5.      Afin de préserver l’objectif de la procédure précontentieuse, à savoir permettre à l’administration de revoir sa décision et obtenir ainsi une résolution extrajudiciaire des différends, il a été jugé que la règle de concordance entre la réclamation et le recours contentieux ne saurait intervenir qu’au seul cas où le recours contentieux modifie l’objet de la réclamation ou sa cause, cette dernière notion de « cause » étant à interpréter au sens large, dans le sens d’une contestation de la légalité interne de l’acte attaqué ou, alternativement, d’une contestation de sa légalité externe. En conséquence, et sous réserve des exceptions d’illégalité et des moyens d’ordre public, il n’y a normalement modification de la cause du litige et, partant, irrecevabilité pour non‑respect de la règle de concordance que si le requérant, critiquant dans sa réclamation la seule validité formelle de l’acte lui faisant grief, y compris ses aspects procéduraux, soulève dans la requête des moyens de fond ou, à l’inverse, si le requérant, après avoir uniquement contesté dans sa réclamation la légalité au fond de l’acte lui faisant grief, introduit une requête contenant des moyens relatifs à la validité formelle de celui‑ci, y compris ses aspects procéduraux.

(voir point 129)

Référence à :

Tribunal de la fonction publique : 1er juillet 2010, Mandt/Parlement, F‑45/07, points 110, 119 et 120


6.      Le régime disciplinaire mis en place par le statut n’établit pas un rapport fixe entre la sanction et le manquement commis. Aussi, lorsque la réalité des faits retenus à la charge d’un fonctionnaire est établie, le choix de la sanction disciplinaire adéquate appartient à l’autorité investie du pouvoir de nomination et le juge de l’Union ne saurait substituer son appréciation à celle de cette autorité, sauf en cas d’erreur manifeste ou de détournement de pouvoir.

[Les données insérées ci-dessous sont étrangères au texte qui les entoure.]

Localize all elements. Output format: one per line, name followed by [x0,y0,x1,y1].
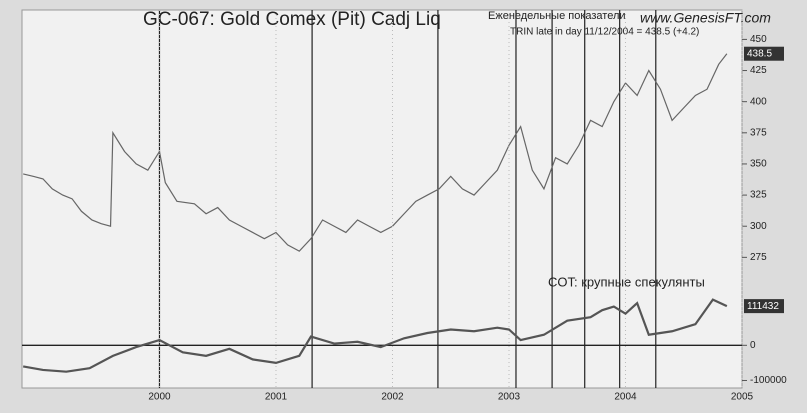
data-line [23,53,728,252]
data-line [22,298,728,373]
y-tick-label: -100000 [750,375,787,386]
y-tick-label: 375 [750,127,767,138]
chart-title: GC-067: Gold Comex (Pit) Cadj Liq [143,9,441,30]
last-value-label: 111432 [747,301,779,312]
y-tick-label: 400 [750,96,767,107]
x-tick-label: 2003 [498,392,521,403]
y-tick-label: 275 [750,252,767,263]
x-tick-label: 2004 [614,392,637,403]
panel-title: COT: крупные спекулянты [548,274,705,289]
x-tick-label: 2002 [381,392,404,403]
source: www.GenesisFT.com [640,10,771,26]
x-tick-label: 2005 [731,392,754,403]
y-tick-label: 0 [750,340,756,351]
y-tick-label: 300 [750,221,767,232]
last-value-badge [744,46,784,61]
y-tick-label: 325 [750,190,767,201]
y-tick-label: 350 [750,159,767,170]
y-tick-label: 450 [750,34,767,45]
last-value-badge [744,299,784,314]
subtitle: Еженедельные показатели [488,10,626,22]
annotation: TRIN late in day 11/12/2004 = 438.5 (+4.… [510,27,699,38]
last-value-label: 438.5 [747,48,772,59]
x-tick-label: 2001 [265,392,288,403]
x-tick-label: 2000 [148,392,171,403]
y-tick-label: 425 [750,65,767,76]
plot-area [21,9,743,389]
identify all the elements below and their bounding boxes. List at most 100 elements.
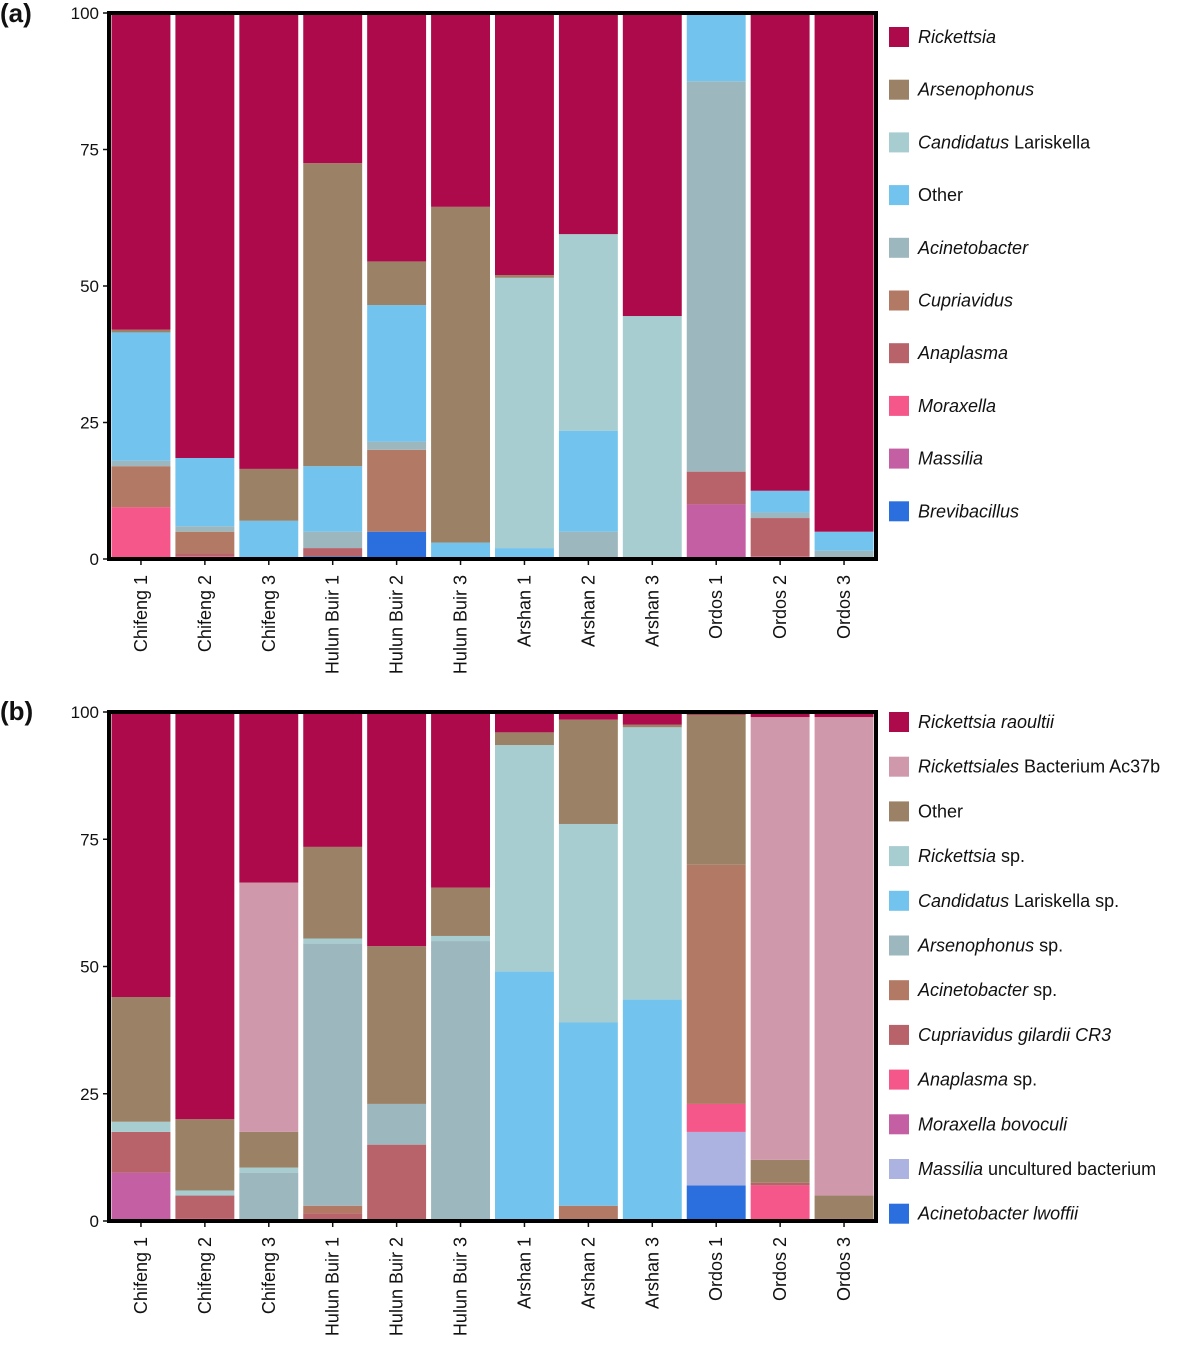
bar-segment-arsenophonus-hulun-buir-2 [367,261,427,306]
bar-segment-rickettsia-sp-arshan-1 [495,745,554,972]
bar-segment-other-ordos-3 [814,1195,874,1219]
x-tick-label-ordos-1: Ordos 1 [706,575,726,639]
bar-segment-other-arshan-1 [495,548,554,559]
legend-label-acinetobacter-sp: Acinetobacter sp. [917,980,1057,1000]
chart-panel-b: (b) 0 25 50 75 100 Chifeng 1 Chifeng 2 Chifeng 3… [0,696,1160,1336]
x-tick-label-ordos-2: Ordos 2 [770,575,790,639]
bar-segment-other-hulun-buir-2 [367,946,427,1104]
bar-segment-cupriavidus-gilardii-cr3-chifeng-1 [111,1131,171,1173]
bar-segment-acinetobacter-hulun-buir-1 [303,531,363,549]
bar-segment-acinetobacter-sp-arshan-2 [558,1205,618,1221]
plot-frame [107,710,878,1223]
legend-label-candidatus-lariskella: Candidatus Lariskella [918,132,1091,152]
legend-swatch-candidatus-lariskella-sp [889,890,909,911]
bar-segment-rickettsia-hulun-buir-1 [303,13,363,164]
bar-segment-other-arshan-2 [558,719,618,824]
bar-segment-cupriavidus-gilardii-cr3-chifeng-2 [175,1195,235,1219]
bar-segment-other-chifeng-1 [111,997,171,1122]
y-tick-label: 100 [71,4,99,23]
x-tick-label-chifeng-3: Chifeng 3 [259,1237,279,1314]
bar-segment-cupriavidus-gilardii-cr3-ordos-2 [750,1182,810,1186]
legend-swatch-acinetobacter-sp [889,980,909,1001]
bar-segment-massilia-ordos-1 [686,504,746,559]
bar-segment-anaplasma-chifeng-2 [175,553,235,557]
plot-frame [107,11,878,561]
bar-segment-massilia-uncultured-bacterium-ordos-1 [686,1131,746,1186]
bar-segment-other-ordos-1 [686,714,746,865]
bar-segment-rickettsia-sp-chifeng-3 [239,1167,299,1173]
bar-segment-other-hulun-buir-2 [367,305,427,442]
bar-segment-other-ordos-2 [750,490,810,513]
legend-label-cupriavidus: Cupriavidus [918,291,1013,311]
bar-segment-anaplasma-ordos-1 [686,471,746,505]
panel-label: (b) [0,696,33,726]
legend-label-moraxella-bovoculi: Moraxella bovoculi [918,1114,1068,1134]
bar-segment-rickettsia-arshan-2 [558,13,618,235]
legend-swatch-anaplasma [889,343,909,364]
x-tick-label-hulun-buir-2: Hulun Buir 2 [387,1237,407,1336]
legend-swatch-other [889,801,909,822]
bar-segment-cupriavidus-hulun-buir-2 [367,449,427,532]
x-tick-label-ordos-1: Ordos 1 [706,1237,726,1301]
legend-swatch-other [889,185,909,206]
bar-segment-rickettsia-sp-hulun-buir-3 [431,935,490,942]
bar-segment-arsenophonus-hulun-buir-1 [303,163,363,467]
bar-segment-cupriavidus-gilardii-cr3-hulun-buir-2 [367,1144,427,1221]
x-tick-label-hulun-buir-1: Hulun Buir 1 [323,1237,343,1336]
bar-segment-candidatus-lariskella-sp-arshan-3 [622,999,682,1221]
bar-segment-rickettsia-sp-chifeng-2 [175,1190,235,1196]
bar-segment-rickettsia-chifeng-2 [175,13,235,458]
legend-label-anaplasma: Anaplasma [917,343,1008,363]
legend-swatch-acinetobacter-lwoffii [889,1203,909,1224]
bar-segment-other-arshan-1 [495,732,554,746]
bar-segment-anaplasma-sp-ordos-1 [686,1103,746,1132]
x-tick-label-ordos-3: Ordos 3 [834,1237,854,1301]
bar-segment-rickettsia-sp-hulun-buir-1 [303,938,363,944]
bar-segment-rickettsia-raoultii-ordos-3 [814,712,874,718]
bar-segment-acinetobacter-arshan-2 [558,531,618,559]
legend-swatch-rickettsia [889,27,909,47]
legend-label-arsenophonus: Arsenophonus [917,80,1034,100]
x-tick-label-hulun-buir-3: Hulun Buir 3 [451,1237,471,1336]
bar-segment-cupriavidus-chifeng-1 [111,466,171,508]
x-tick-label-chifeng-2: Chifeng 2 [195,575,215,652]
bar-segment-candidatus-lariskella-arshan-1 [495,277,554,549]
x-tick-label-chifeng-2: Chifeng 2 [195,1237,215,1314]
bar-segment-rickettsia-raoultii-chifeng-3 [239,712,299,883]
bar-segment-rickettsia-raoultii-hulun-buir-1 [303,712,363,847]
bar-segment-rickettsiales-bacterium-ac37b-chifeng-3 [239,882,299,1132]
bar-segment-other-hulun-buir-3 [431,887,490,936]
bar-segment-other-arshan-3 [622,724,682,728]
x-tick-label-arshan-3: Arshan 3 [642,1237,662,1309]
bar-segment-rickettsia-sp-chifeng-1 [111,1121,171,1132]
bar-segment-rickettsia-arshan-3 [622,13,682,317]
legend-label-acinetobacter: Acinetobacter [917,238,1029,258]
legend-label-cupriavidus-gilardii-cr3: Cupriavidus gilardii CR3 [918,1025,1111,1045]
legend-swatch-massilia [889,448,909,469]
bar-segment-other-chifeng-2 [175,457,235,527]
bar-segment-arsenophonus-sp-hulun-buir-3 [431,941,490,1221]
legend-label-acinetobacter-lwoffii: Acinetobacter lwoffii [917,1204,1079,1224]
bar-segment-arsenophonus-sp-hulun-buir-1 [303,943,363,1206]
bar-segment-anaplasma-sp-ordos-2 [750,1185,810,1221]
legend-swatch-rickettsia-sp [889,846,909,867]
legend-label-brevibacillus: Brevibacillus [918,501,1019,521]
bar-segment-rickettsia-hulun-buir-3 [431,13,490,207]
legend-label-massilia: Massilia [918,449,983,469]
legend-label-arsenophonus-sp: Arsenophonus sp. [917,936,1063,956]
bar-segment-rickettsia-raoultii-arshan-3 [622,712,682,725]
bar-segment-arsenophonus-sp-chifeng-3 [239,1172,299,1221]
bar-segment-other-chifeng-1 [111,332,171,461]
bar-segment-acinetobacter-ordos-2 [750,512,810,519]
panel-label: (a) [0,0,32,28]
bar-segment-other-ordos-3 [814,531,874,551]
bar-segment-anaplasma-hulun-buir-1 [303,548,363,557]
legend-label-massilia-uncultured-bacterium: Massilia uncultured bacterium [918,1159,1156,1179]
y-tick-label: 75 [80,141,99,160]
bar-segment-acinetobacter-sp-ordos-1 [686,864,746,1104]
bar-segment-rickettsia-ordos-3 [814,13,874,532]
legend-swatch-massilia-uncultured-bacterium [889,1159,909,1179]
legend-swatch-rickettsia-raoultii [889,712,909,732]
bar-segment-rickettsia-raoultii-hulun-buir-2 [367,712,427,947]
legend-label-other: Other [918,185,963,205]
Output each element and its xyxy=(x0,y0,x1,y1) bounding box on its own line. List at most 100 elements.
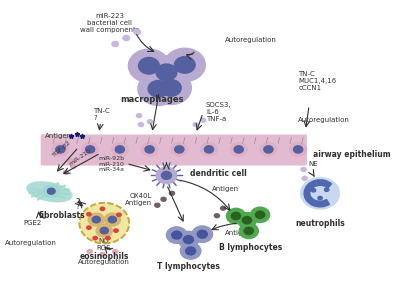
Text: TN-C
?: TN-C ? xyxy=(93,108,110,121)
Circle shape xyxy=(300,177,340,210)
Circle shape xyxy=(47,188,56,195)
Circle shape xyxy=(161,171,172,180)
Circle shape xyxy=(242,216,252,224)
Circle shape xyxy=(174,145,184,154)
Circle shape xyxy=(154,202,161,208)
Circle shape xyxy=(234,145,244,154)
Circle shape xyxy=(116,212,122,217)
Circle shape xyxy=(200,142,218,157)
Circle shape xyxy=(230,142,248,157)
Circle shape xyxy=(113,228,119,233)
Circle shape xyxy=(105,236,111,241)
Circle shape xyxy=(86,249,93,254)
Circle shape xyxy=(86,212,92,217)
Text: B lymphocytes: B lymphocytes xyxy=(219,243,282,252)
Circle shape xyxy=(317,196,323,200)
Circle shape xyxy=(226,208,246,224)
Text: TGF-β2: TGF-β2 xyxy=(52,139,72,158)
Circle shape xyxy=(156,63,178,81)
Circle shape xyxy=(191,225,213,243)
Text: OX40L
Antigen: OX40L Antigen xyxy=(125,193,152,206)
Circle shape xyxy=(197,230,208,239)
Circle shape xyxy=(180,242,202,260)
Text: Antigen: Antigen xyxy=(225,230,252,236)
Text: Autoregulation: Autoregulation xyxy=(298,117,350,123)
Circle shape xyxy=(86,225,92,230)
Circle shape xyxy=(100,206,105,211)
Circle shape xyxy=(178,231,199,248)
Circle shape xyxy=(231,212,241,220)
Text: eosinophils: eosinophils xyxy=(80,251,129,260)
Circle shape xyxy=(289,142,307,157)
Circle shape xyxy=(63,170,69,175)
Circle shape xyxy=(259,142,278,157)
Circle shape xyxy=(137,71,180,106)
Circle shape xyxy=(192,122,199,127)
Text: Autoregulation: Autoregulation xyxy=(225,37,277,43)
Circle shape xyxy=(255,211,266,219)
Text: NO
ROS: NO ROS xyxy=(96,238,111,250)
Circle shape xyxy=(114,145,125,154)
Circle shape xyxy=(133,29,141,35)
Circle shape xyxy=(112,249,118,254)
Circle shape xyxy=(136,113,142,118)
Circle shape xyxy=(51,142,70,157)
Ellipse shape xyxy=(26,181,73,202)
Circle shape xyxy=(237,212,257,229)
Circle shape xyxy=(88,212,105,227)
Circle shape xyxy=(55,145,66,154)
Circle shape xyxy=(144,145,155,154)
Circle shape xyxy=(145,55,188,90)
Circle shape xyxy=(244,226,254,235)
Circle shape xyxy=(147,80,170,98)
Circle shape xyxy=(160,196,167,202)
Circle shape xyxy=(99,252,106,257)
Circle shape xyxy=(147,119,153,124)
Text: Antigen: Antigen xyxy=(212,186,239,192)
Text: miR-223
bacterial cell
wall components: miR-223 bacterial cell wall components xyxy=(80,13,140,33)
Text: SOCS3,
IL-6
TNF-a: SOCS3, IL-6 TNF-a xyxy=(206,102,232,122)
Circle shape xyxy=(220,206,226,211)
Circle shape xyxy=(164,48,206,82)
Circle shape xyxy=(171,230,182,240)
Circle shape xyxy=(42,184,60,198)
Circle shape xyxy=(92,216,101,224)
Text: Antigen: Antigen xyxy=(45,133,72,139)
Text: T lymphocytes: T lymphocytes xyxy=(157,262,220,271)
FancyBboxPatch shape xyxy=(41,134,307,166)
Circle shape xyxy=(100,227,109,235)
Circle shape xyxy=(111,41,119,47)
Circle shape xyxy=(138,57,160,75)
Circle shape xyxy=(122,35,130,41)
Circle shape xyxy=(140,142,159,157)
Circle shape xyxy=(111,142,129,157)
Circle shape xyxy=(204,145,214,154)
Text: Autoregulation: Autoregulation xyxy=(78,259,130,265)
Text: fibroblasts: fibroblasts xyxy=(38,211,85,220)
Circle shape xyxy=(185,246,196,256)
Text: macrophages: macrophages xyxy=(120,95,184,104)
Text: NE: NE xyxy=(308,161,318,167)
Circle shape xyxy=(85,145,96,154)
Circle shape xyxy=(138,122,144,127)
Circle shape xyxy=(300,167,307,172)
Circle shape xyxy=(92,236,98,241)
Text: miR-210: miR-210 xyxy=(68,148,92,166)
Circle shape xyxy=(150,70,192,105)
Circle shape xyxy=(160,79,182,97)
Circle shape xyxy=(200,118,206,123)
Circle shape xyxy=(170,142,188,157)
Circle shape xyxy=(166,226,188,244)
Text: dendritic cell: dendritic cell xyxy=(190,169,247,178)
Text: neutrophils: neutrophils xyxy=(295,219,345,228)
Circle shape xyxy=(70,164,76,169)
Text: ?: ? xyxy=(76,198,80,207)
Text: ?: ? xyxy=(76,202,80,211)
Circle shape xyxy=(169,190,175,196)
Circle shape xyxy=(108,216,117,224)
Circle shape xyxy=(174,56,196,74)
Circle shape xyxy=(310,188,316,193)
Text: airway epithelium: airway epithelium xyxy=(313,150,390,159)
Circle shape xyxy=(302,176,308,181)
Circle shape xyxy=(238,223,259,239)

Les institutions sont en droit d’attendre des fonctionnaires d’un certain niveau de grade qu’ils agissent avec discernement et circonspection. Dès lors, le fonctionnaire, auteur d’écrits injurieux, qu’il a divulgués de façon extensive, est responsable de deux violations flagrantes des articles 17 et 17 bis du statut. La révocation dudit fonctionnaire n’a donc pas de caractère disproportionné.

(voir points 131, 132 et 135)

Référence à :

Tribunal de première instance : 18 décembre 1997, Daffix/Commission, T‑12/94, points 63 et 89 ; 12 septembre 2000, Teixeira Neves/Cour de justice, T‑259/97, point 108


7.      Il découle du principe de bonne administration que les autorités disciplinaires ont l’obligation de mener avec diligence la procédure disciplinaire et d’agir de sorte que chaque acte de poursuite intervienne dans un délai raisonnable par rapport à l’acte précédent. La question de savoir si la procédure disciplinaire, une fois ouverte, a été conduite avec la diligence requise, est influencée par la circonstance qu’une période plus ou moins longue s’est écoulée entre la survenance de la prétendue infraction disciplinaire et la décision d’ouverture de la procédure.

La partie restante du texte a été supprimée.